The other day I was at dinner with two neighbors, commemorating our survival of Hurricane Gustav. The conversation turned to politics, which was unfortunate because I’ve done a good job in the past few weeks of completely ignoring the presidential race. I’m fed up with the campaign and all of the pandering to prejudice and ignorance that is the staple diet of any political contest.
People are ignorant, and politics does little more than remind me of how supremely ignorant we as a nation are. Anyway, back to the dinner conversation. One of my friends said she wouldn’t vote for Obama because he wasn’t good for the economy. I asked her why and she said because he would raise taxes too much. She asked me who I was voting for, and I replied truthfully that I had decided that I would no longer vote in political contests.
Why not?
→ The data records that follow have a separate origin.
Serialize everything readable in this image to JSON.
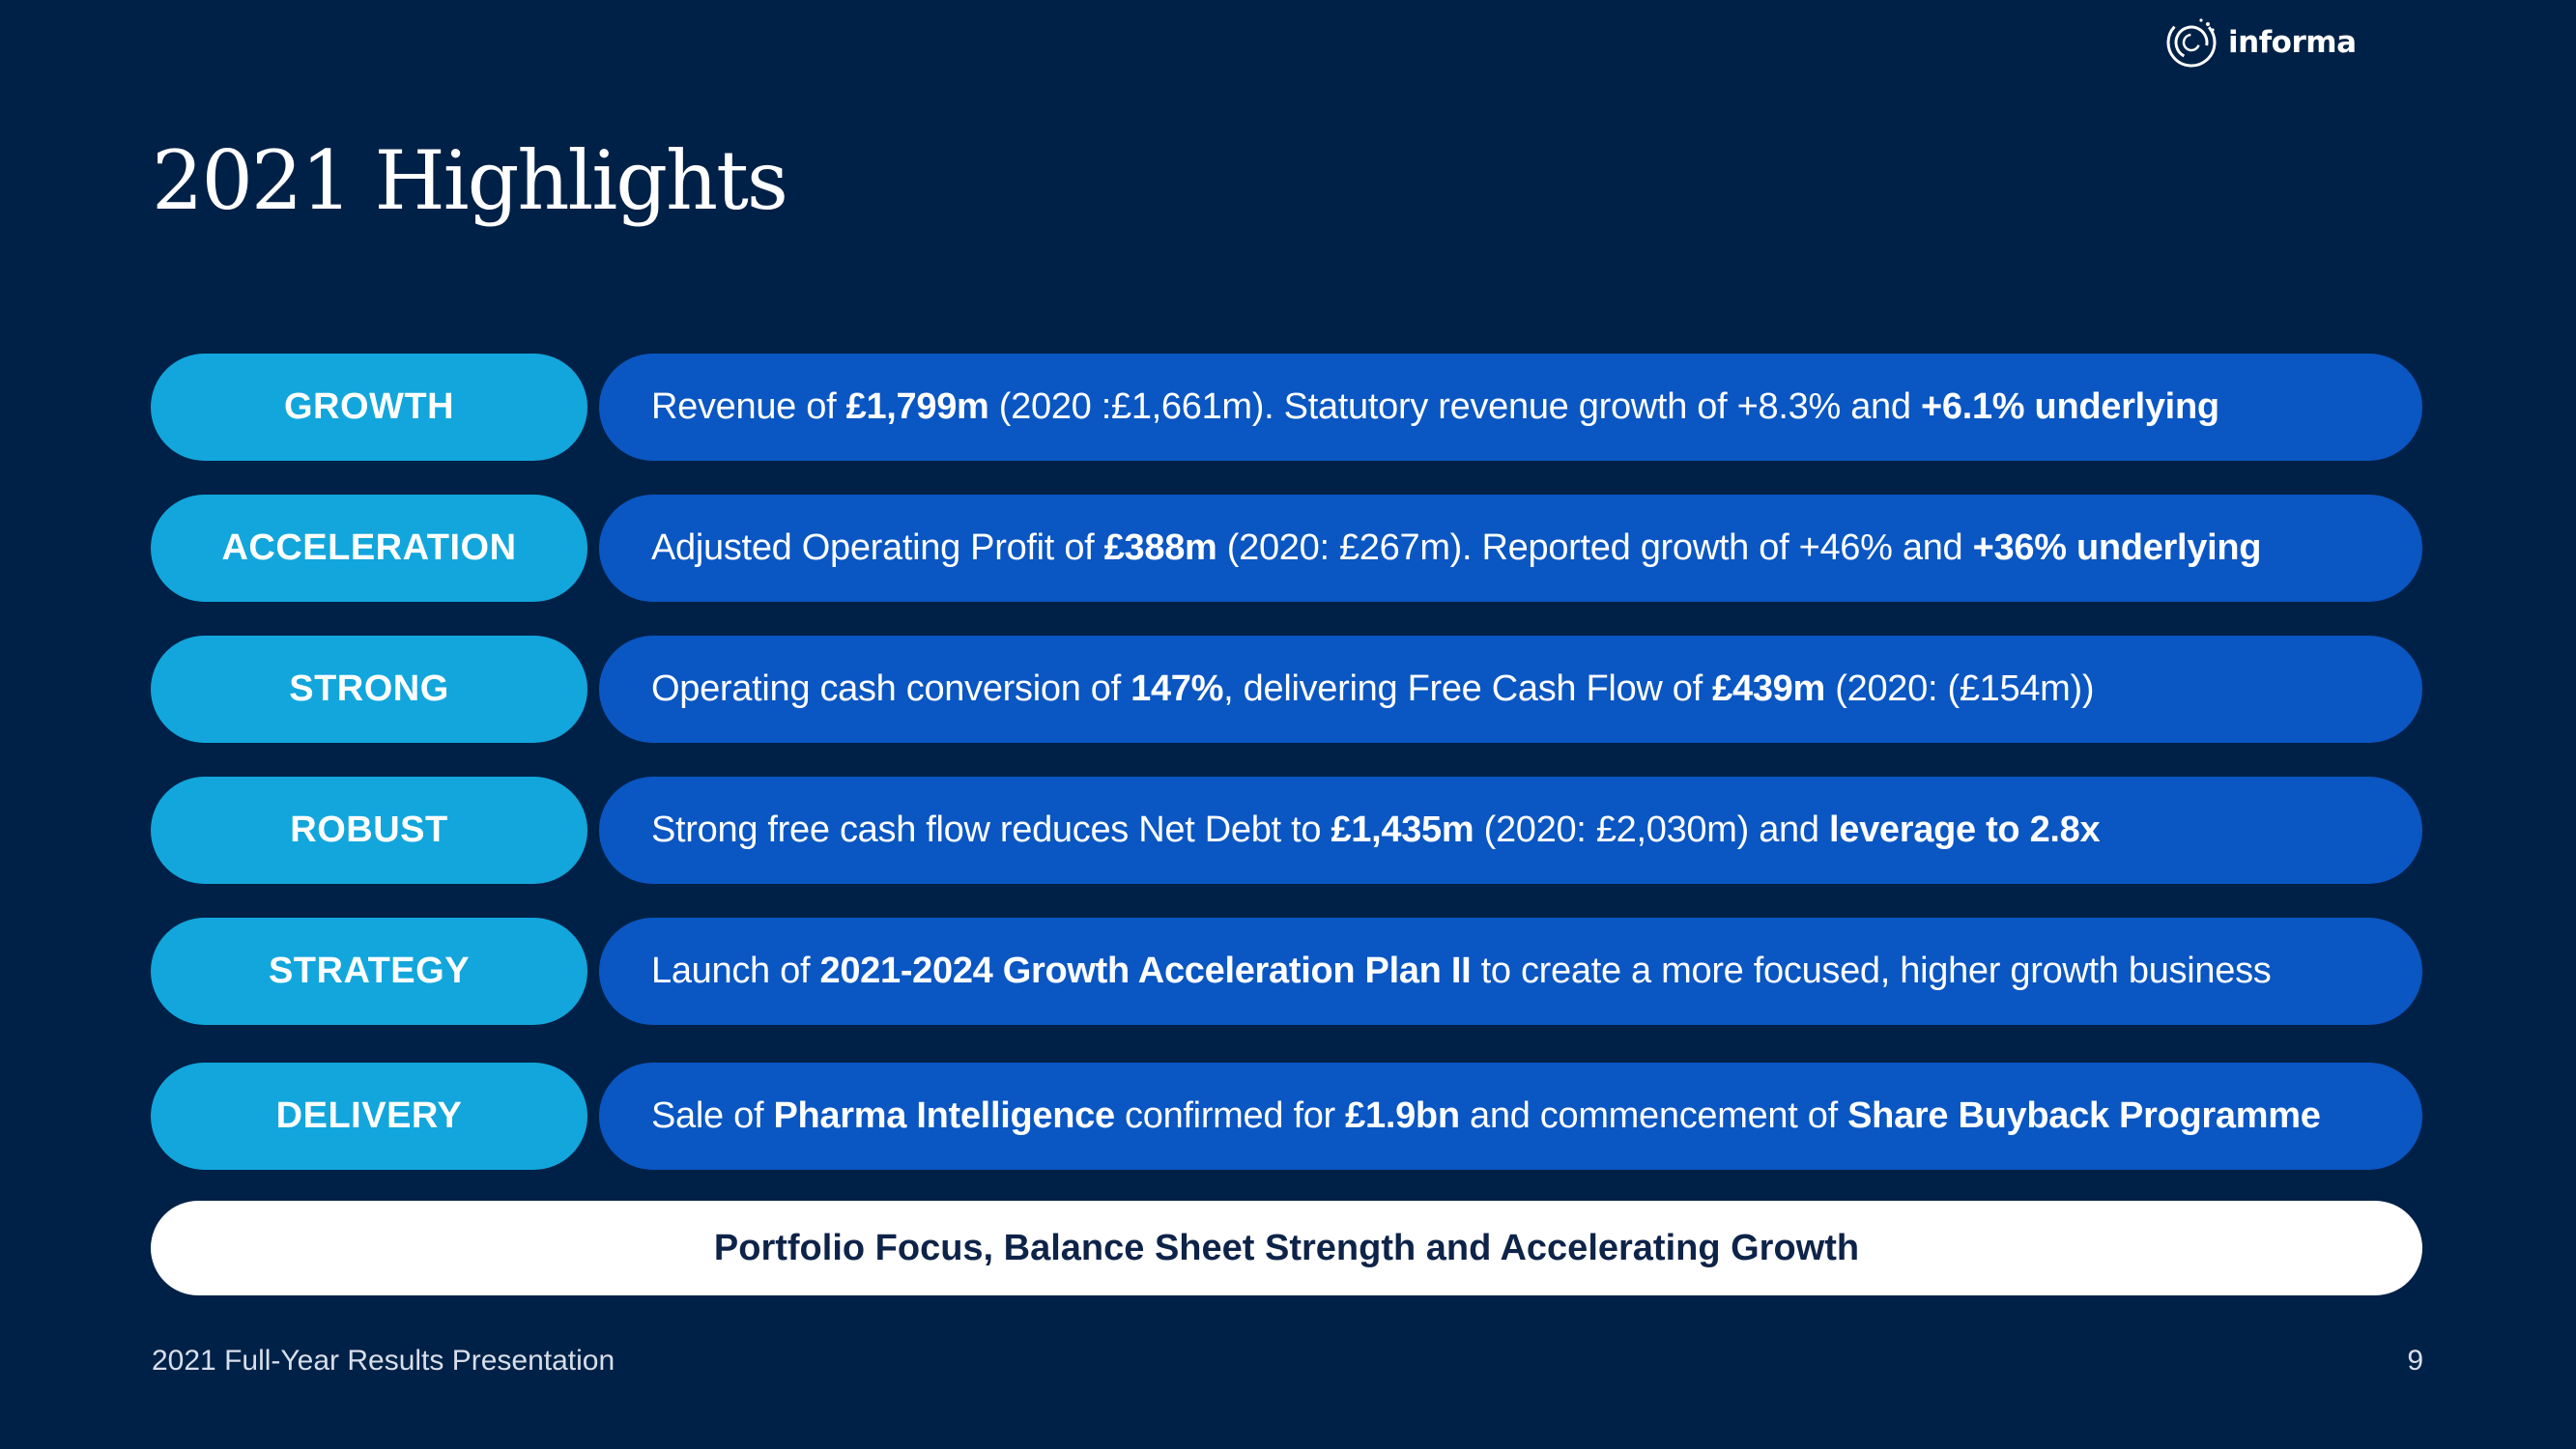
{
  "logo": {
    "text": "informa",
    "icon": "informa-logo-icon"
  },
  "title": "2021 Highlights",
  "rows": [
    {
      "label": "GROWTH",
      "parts": [
        {
          "t": "Revenue of ",
          "b": false
        },
        {
          "t": "£1,799m",
          "b": true
        },
        {
          "t": " (2020 :£1,661m). Statutory revenue growth of +8.3% and ",
          "b": false
        },
        {
          "t": "+6.1% underlying",
          "b": true
        }
      ]
    },
    {
      "label": "ACCELERATION",
      "parts": [
        {
          "t": "Adjusted Operating Profit of ",
          "b": false
        },
        {
          "t": "£388m",
          "b": true
        },
        {
          "t": " (2020: £267m). Reported growth of +46% and ",
          "b": false
        },
        {
          "t": "+36% underlying",
          "b": true
        }
      ]
    },
    {
      "label": "STRONG",
      "parts": [
        {
          "t": "Operating cash conversion of ",
          "b": false
        },
        {
          "t": "147%",
          "b": true
        },
        {
          "t": ", delivering Free Cash Flow of ",
          "b": false
        },
        {
          "t": "£439m",
          "b": true
        },
        {
          "t": " (2020: (£154m))",
          "b": false
        }
      ]
    },
    {
      "label": "ROBUST",
      "parts": [
        {
          "t": "Strong free cash flow reduces Net Debt to ",
          "b": false
        },
        {
          "t": "£1,435m",
          "b": true
        },
        {
          "t": " (2020: £2,030m) and ",
          "b": false
        },
        {
          "t": "leverage to 2.8x",
          "b": true
        }
      ]
    },
    {
      "label": "STRATEGY",
      "parts": [
        {
          "t": "Launch of ",
          "b": false
        },
        {
          "t": "2021-2024 Growth Acceleration Plan II",
          "b": true
        },
        {
          "t": " to create a more focused, higher growth business",
          "b": false
        }
      ]
    },
    {
      "label": "DELIVERY",
      "parts": [
        {
          "t": "Sale of ",
          "b": false
        },
        {
          "t": "Pharma Intelligence",
          "b": true
        },
        {
          "t": " confirmed for ",
          "b": false
        },
        {
          "t": "£1.9bn",
          "b": true
        },
        {
          "t": " and commencement of ",
          "b": false
        },
        {
          "t": "Share Buyback Programme",
          "b": true
        }
      ]
    }
  ],
  "summary": "Portfolio Focus, Balance Sheet Strength and Accelerating Growth",
  "footer": {
    "text": "2021 Full-Year Results Presentation",
    "page": "9"
  },
  "colors": {
    "background": "#002147",
    "pill": "#12a6dc",
    "bar": "#0a56c2",
    "summary_text": "#0e2348"
  }
}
Especially in this important presidential race?
Well, I replied, apart from my baseline disgust for political elections, I don’t feel like I’m competent to pick the right person to lead the country. I agree that whoever can help the economy would probably be the best bet, but I don’t know enough about the economy to make that determination. Even if I did, I would have to know how to decipher the candidates’ proposals (filtering for the pablum that is spewed out to confuse voters). The conversation the drifted off into an exhortation of my ‘obligation to vote.’ Blah, blah, blah…
Anyway, yesterday I saw that Scott Adams had paid for a survey of economists to tell him (and anyone who was interested in the results of the survey) who would be the best candidate. As he puts it:
“This summer I found myself wishing someone would give voters useful and unbiased information about which candidate has the best plans for the economy. Then I realized that I am someone, which is both inconvenient and expensive. So for once I asked not what my country could do for me.”
The survey results are here if you are interested, and many of you will be. But I suspect most of you will be interested only to see if it confirms your firmly established notion of who is the best economic candidate. Which is why I remain committed to my position as well. I’m not voting because I refuse to participate in a process in which a majority of the people are committed to ignorance. Our political leaders do not seek to make us smarter; they are happy to capitalize on our commitment.
Only nature can intervene, and it will. The only question is: how long will it take for nature to do its job? My guess is a lot sooner than we think.